Yeni yasama yılının hayırlı olmasını dileyen Tunç, "Meclisin yeni yasama yılı açılırken milletvekillerimiz özellikle yaz boyunca milletin arasında oldular, onları dinlediler ve onlardan aldıkları talepleri inşallah burada da hayata geçirmek için yoğun bir çalışma temposu içerisinde olacaklar." ifadelerini kullandı.
(CHP'nin Meclis açılışına katılmama kararı) MHP Genel Başkanı Devlet Bahçeli'nin açıklamalarını "çok önemli ve değerli" olarak nitelendiren ve hepsine katıldığını belirten Tunç, TBMM'nin milli iradenin tecelligahı olduğunu ve sıradan bir meclis olmadığını vurguladı. Tunç, "Cumhuriyeti kuran meclis. Cumhuriyetimiz 1923'te kuruldu, meclisimiz 1920'de açıldı. Kurtuluş Savaşı'nı idare eden ve devlet kuran meclis burası." diye konuştu.
"Meclis'e gelmeyerek yasamaya saygısızlık yapıyorsunuz"
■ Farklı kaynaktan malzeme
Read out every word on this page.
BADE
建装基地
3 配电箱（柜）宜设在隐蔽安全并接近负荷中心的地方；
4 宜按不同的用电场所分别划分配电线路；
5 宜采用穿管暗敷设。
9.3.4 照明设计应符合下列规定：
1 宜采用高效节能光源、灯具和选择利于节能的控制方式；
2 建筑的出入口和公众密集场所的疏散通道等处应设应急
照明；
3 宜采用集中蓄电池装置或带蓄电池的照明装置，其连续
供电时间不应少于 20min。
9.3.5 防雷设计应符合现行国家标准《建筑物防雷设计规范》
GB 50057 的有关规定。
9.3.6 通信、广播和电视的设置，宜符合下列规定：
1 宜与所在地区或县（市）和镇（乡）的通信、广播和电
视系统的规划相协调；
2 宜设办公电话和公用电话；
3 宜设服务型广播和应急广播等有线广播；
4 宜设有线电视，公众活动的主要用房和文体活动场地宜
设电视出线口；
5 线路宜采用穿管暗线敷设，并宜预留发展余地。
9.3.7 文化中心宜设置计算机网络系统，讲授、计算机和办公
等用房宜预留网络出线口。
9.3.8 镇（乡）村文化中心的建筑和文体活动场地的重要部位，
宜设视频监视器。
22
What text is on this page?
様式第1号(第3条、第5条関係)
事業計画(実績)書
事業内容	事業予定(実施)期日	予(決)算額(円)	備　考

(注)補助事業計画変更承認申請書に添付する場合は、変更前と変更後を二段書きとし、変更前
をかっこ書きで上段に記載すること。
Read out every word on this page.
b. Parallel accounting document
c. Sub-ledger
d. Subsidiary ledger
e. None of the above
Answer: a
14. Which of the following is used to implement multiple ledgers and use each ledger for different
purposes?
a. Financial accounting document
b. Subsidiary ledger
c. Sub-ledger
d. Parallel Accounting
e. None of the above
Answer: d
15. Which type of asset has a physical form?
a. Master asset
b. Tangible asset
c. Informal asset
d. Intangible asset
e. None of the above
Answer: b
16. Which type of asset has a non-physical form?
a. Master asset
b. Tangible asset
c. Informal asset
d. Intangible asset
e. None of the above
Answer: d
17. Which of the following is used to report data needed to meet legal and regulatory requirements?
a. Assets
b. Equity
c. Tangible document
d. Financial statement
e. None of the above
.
Devletin yasama, yürütme ve yargı olmak üzere üç ana sütun üzerinde durduğunu hatırlatan Tunç, muhalefetin bu üç erke yönelik tutumunu eleştirdi. Muhalefetin Meclis'e gelmemesini "yasamaya bir saygısızlık" olarak niteleyen Bakan Tunç, şunları kaydetti;
Meclise gelmeyerek devletin en önemli organı olan yasamaya bir saygısızlık yapıyorsunuz. Milletvekillerine saygısızlık yapıyorsunuz. Cumhurbaşkanımız nedeniyle meclise gelmediğinizi söyleyerek, milletin yüzde 52 oyuyla defalarca seçilen, başbakanlık yapan, 13 yıl boyunca Cumhuriyet tarihinin en uzun başbakanlığını ve cumhurbaşkanlığını, seçilmiş ilk cumhurbaşkanlığını yapan cumhurbaşkanımıza yönelik bir protesto şeklinde değerlendirerek, milletin oylarıyla belirlenen yürütmeye saygısızlık yapıyorsunuz. Devletin başına, yürütmenin başına saygısızlık yapıyorsunuz ve sürekli de yargıya yönelik, tehditkar, sürekli karalama yaparak, yargı bağımsızlığı ve tarafsızlığına ters düşen açıklamalar yaparak devletin üç sütununa da sürekli durmadan ateş ediyorsunuz adeta.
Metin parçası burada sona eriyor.